In this article, we generalize these results. First we prove a linear isoperimetric bound for 3-list-coloring graphs of girth at least five. Many new results then follow from the theory of hyperbolic families of graphs developed by Postle and Thomas. In particular, it follows that there are only finitely many 4-list-critical graphs of girth at least five on any fixed surface, and that in fact the number of vertices of a 4-list-critical graph is linear in its genus. This provides independent proofs of the above results while generalizing Dvořák's result to graphs on surfaces that have large edge-width and yields a similar result showing that a graph of girth at least five with crossings pairwise far apart is 3-choosable. Finally, we generalize to surfaces Thomassen's result that every planar graph of girth at least five has exponentially many distinct 3-list-colorings. Specifically, we show that every graph of girth at least five that has a 3-list-coloring has $2^{\mathrm{\Omega }(n)-O(g)}$ distinct 3-list-colorings.

Grötzsch证明，每个无三角形的平面图都是3色的。托马森证明，每个周长的平面图至少有5个是3可选的。至于其他表面，Thomassen证明在任何固定表面上都只有有限的许多四临界图，至少有五个可嵌入的周长。这暗示了一种线性时间算法，用于确定周长图在任何固定表面上至少为5的三色性。

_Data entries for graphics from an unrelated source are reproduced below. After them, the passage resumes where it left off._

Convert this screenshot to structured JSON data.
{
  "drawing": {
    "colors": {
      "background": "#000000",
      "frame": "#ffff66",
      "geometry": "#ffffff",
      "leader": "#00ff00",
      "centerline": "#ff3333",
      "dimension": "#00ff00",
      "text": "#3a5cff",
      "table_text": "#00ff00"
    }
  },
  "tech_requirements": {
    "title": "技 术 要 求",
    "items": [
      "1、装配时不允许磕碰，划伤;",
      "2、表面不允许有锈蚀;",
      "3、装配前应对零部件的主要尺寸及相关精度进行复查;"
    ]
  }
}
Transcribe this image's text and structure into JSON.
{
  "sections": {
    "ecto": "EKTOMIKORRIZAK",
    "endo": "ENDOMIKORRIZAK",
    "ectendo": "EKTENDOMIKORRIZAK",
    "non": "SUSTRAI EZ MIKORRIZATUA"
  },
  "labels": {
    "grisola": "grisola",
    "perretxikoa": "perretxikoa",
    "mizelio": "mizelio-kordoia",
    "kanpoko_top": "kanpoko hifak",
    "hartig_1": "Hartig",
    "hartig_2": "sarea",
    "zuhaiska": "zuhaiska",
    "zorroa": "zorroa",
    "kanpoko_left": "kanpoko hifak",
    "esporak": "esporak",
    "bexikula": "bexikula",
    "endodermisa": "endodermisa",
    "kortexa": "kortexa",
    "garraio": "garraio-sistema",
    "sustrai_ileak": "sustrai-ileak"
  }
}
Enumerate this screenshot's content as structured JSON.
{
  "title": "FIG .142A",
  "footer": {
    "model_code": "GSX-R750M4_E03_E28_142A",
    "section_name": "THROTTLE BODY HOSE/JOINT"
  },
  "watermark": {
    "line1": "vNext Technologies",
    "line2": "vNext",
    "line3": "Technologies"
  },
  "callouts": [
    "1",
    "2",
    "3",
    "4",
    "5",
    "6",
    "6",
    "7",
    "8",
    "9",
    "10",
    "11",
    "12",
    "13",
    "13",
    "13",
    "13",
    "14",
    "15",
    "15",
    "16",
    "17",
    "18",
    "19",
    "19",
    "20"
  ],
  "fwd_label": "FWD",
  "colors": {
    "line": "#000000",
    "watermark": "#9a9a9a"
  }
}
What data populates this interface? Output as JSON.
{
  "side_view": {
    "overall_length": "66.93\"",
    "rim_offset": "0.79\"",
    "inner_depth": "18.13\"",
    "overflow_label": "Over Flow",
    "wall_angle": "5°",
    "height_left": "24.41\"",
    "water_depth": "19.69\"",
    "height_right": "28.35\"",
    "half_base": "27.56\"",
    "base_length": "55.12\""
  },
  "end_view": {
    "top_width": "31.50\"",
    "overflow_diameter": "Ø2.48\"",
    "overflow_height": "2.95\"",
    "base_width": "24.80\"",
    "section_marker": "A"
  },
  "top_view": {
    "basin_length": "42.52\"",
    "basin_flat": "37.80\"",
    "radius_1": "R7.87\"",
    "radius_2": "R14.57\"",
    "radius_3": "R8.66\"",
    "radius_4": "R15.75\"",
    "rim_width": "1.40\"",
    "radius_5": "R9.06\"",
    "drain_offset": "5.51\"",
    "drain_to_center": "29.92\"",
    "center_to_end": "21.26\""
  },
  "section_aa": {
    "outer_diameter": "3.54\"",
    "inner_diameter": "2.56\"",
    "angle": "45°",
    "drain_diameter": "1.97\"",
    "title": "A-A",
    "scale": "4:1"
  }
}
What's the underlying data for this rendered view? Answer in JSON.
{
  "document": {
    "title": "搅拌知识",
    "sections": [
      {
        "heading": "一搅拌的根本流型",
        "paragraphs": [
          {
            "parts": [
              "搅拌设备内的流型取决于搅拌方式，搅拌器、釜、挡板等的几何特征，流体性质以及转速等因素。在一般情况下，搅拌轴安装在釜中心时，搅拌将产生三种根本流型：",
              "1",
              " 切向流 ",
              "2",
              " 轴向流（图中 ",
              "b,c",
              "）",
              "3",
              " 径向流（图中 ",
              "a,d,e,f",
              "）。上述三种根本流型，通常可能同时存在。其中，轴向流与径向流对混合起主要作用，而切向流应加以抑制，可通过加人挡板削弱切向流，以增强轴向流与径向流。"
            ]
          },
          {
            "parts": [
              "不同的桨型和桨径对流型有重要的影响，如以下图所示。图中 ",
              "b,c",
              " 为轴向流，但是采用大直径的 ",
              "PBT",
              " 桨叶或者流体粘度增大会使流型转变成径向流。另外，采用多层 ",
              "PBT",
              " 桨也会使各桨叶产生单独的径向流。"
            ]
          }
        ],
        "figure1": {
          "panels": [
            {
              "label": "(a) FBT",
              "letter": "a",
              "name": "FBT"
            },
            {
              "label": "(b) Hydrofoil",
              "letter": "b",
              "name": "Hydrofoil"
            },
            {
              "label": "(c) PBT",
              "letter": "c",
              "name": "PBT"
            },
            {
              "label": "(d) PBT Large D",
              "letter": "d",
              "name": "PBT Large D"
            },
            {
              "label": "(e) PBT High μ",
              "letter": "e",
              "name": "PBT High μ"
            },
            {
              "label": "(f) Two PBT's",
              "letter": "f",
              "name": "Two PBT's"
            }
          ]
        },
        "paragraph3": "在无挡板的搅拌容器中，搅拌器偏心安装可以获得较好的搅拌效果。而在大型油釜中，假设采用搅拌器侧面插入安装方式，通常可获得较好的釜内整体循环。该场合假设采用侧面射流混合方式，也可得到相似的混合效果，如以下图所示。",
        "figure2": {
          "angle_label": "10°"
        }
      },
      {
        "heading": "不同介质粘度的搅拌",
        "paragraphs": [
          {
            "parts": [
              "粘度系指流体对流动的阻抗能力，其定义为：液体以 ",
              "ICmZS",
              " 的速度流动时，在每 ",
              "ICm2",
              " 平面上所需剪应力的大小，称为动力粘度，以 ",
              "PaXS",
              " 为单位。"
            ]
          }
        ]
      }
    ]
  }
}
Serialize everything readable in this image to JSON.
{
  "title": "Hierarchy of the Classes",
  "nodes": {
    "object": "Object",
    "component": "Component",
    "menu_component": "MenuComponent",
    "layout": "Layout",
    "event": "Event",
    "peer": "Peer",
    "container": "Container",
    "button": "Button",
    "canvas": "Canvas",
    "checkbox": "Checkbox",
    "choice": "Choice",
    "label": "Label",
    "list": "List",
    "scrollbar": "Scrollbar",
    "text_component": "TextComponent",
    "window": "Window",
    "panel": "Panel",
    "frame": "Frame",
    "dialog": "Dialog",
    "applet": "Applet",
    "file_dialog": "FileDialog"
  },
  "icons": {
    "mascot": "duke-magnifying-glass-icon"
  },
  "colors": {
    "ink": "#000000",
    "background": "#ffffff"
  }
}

Dvořák，Král'和Thomas证明了一个四临界周长图中至少五个顶点的线形是线性的，从而加强了Thomassen的结果。他们使用此结果证明了哈维尔的猜想，即三角形成对分布的三角形平面图是3色的。至于列表颜色，

在本文中，我们概括了这些结果。首先，我们证明了围长至少为5的三色列表的线性等距界线。Postle和Thomas提出的双曲图族理论产生了许多新结果。特别地，由此得出结论，在任何固定表面上，至少有五个有限的周长的4个列表临界图，并且实际上，4列表临界图的顶点数在其范畴内是线性的。这提供了上述结果的独立证明，同时将Dvořák的结果推广到具有大边缘宽度的表面上的图形，并且产生了相似的结果，表明周长至少为5且交叉点成对相隔很远的图形是3可选择的。最后，我们泛化到Thomassen' s的结果是，每个围长的平面图至少有5个具有指数不同的3列表着色。具体来说，我们显示出每个围长至少为5且具有3列表颜色的图形都具有$2^{\mathrm{\Omega }（ñ）-Ø（G）}$ 独特的三色列表。